“I can’t give it to you,” announced the Reverend Smith Boyd firmly. “I’ve offered you an opportunity to earn money, and you won’t accept it. That ends my responsibility.”
“You’d better take it, Frank,” advised the woman, losing a little of the weakness of her voice.
“You ’tend to your own business!” advised Mr. Rogers in return. “You’re supposed to run the house, and I’m supposed to earn the living! Reverend Boyd, if you’ll lend me two dollars till a week from Saturday—”
“I told you no,” and the rector started to leave the room.
There was a knock at the door. A thick-armed man with a short, wide face walked in, a pail in one hand and a scrubbing brush in the other. On the back of his head was pushed a bright blue cap, with “Sanitary Police” on it, in tarnished braid. Mr. Rogers stood up.
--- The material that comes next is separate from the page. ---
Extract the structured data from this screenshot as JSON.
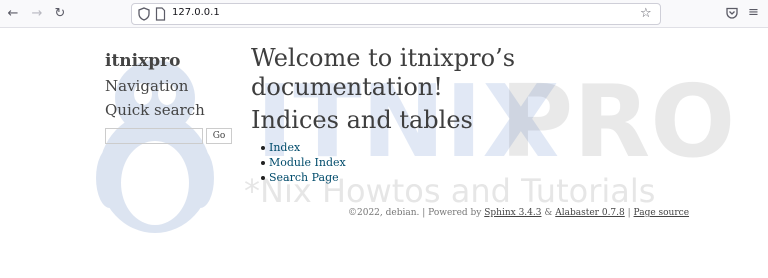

“What do you want?” he quite naturally inquired.
“Clean up,” replied the sanitary policeman, setting down his pail and ducking his head at the rector, then mopping his brow with a bent forefinger, while he picked out a place to begin.
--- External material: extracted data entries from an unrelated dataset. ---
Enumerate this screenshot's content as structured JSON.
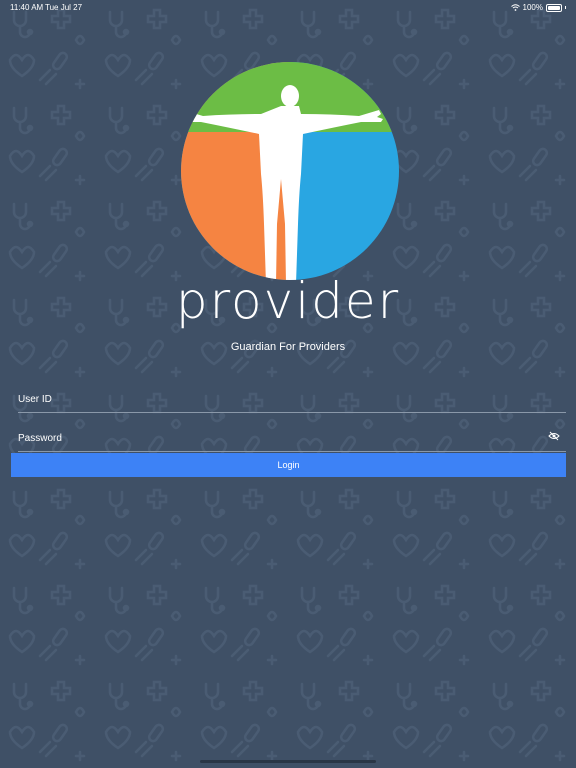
{
  "status_bar": {
    "time": "11:40 AM",
    "date": "Tue Jul 27",
    "battery": "100%"
  },
  "brand": {
    "name": "provider",
    "tagline": "Guardian For Providers"
  },
  "form": {
    "user_id_placeholder": "User ID",
    "password_placeholder": "Password",
    "login_label": "Login"
  },
  "colors": {
    "background": "#3f5066",
    "logo_green": "#6cbd45",
    "logo_orange": "#f58442",
    "logo_blue": "#29a6e2",
    "button": "#3d82f6"
  },
  "icons": {
    "wifi": "wifi-icon",
    "battery": "battery-icon",
    "eye": "eye-slash-icon"
  }
}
“Nothin’ doing!” announced Mr. Rogers, aflame with the dignity of an outraged householder. “Good-night!” and he advanced a warning step.
The wide set sanitary policeman paused in his survey long enough to wag a thick forefinger at the outraged householder.
“Don’t start anything,” he advised. “There’s some tough mugs in this block, but you go down to the places I’ve been, and you’ll find that they’re all clean.”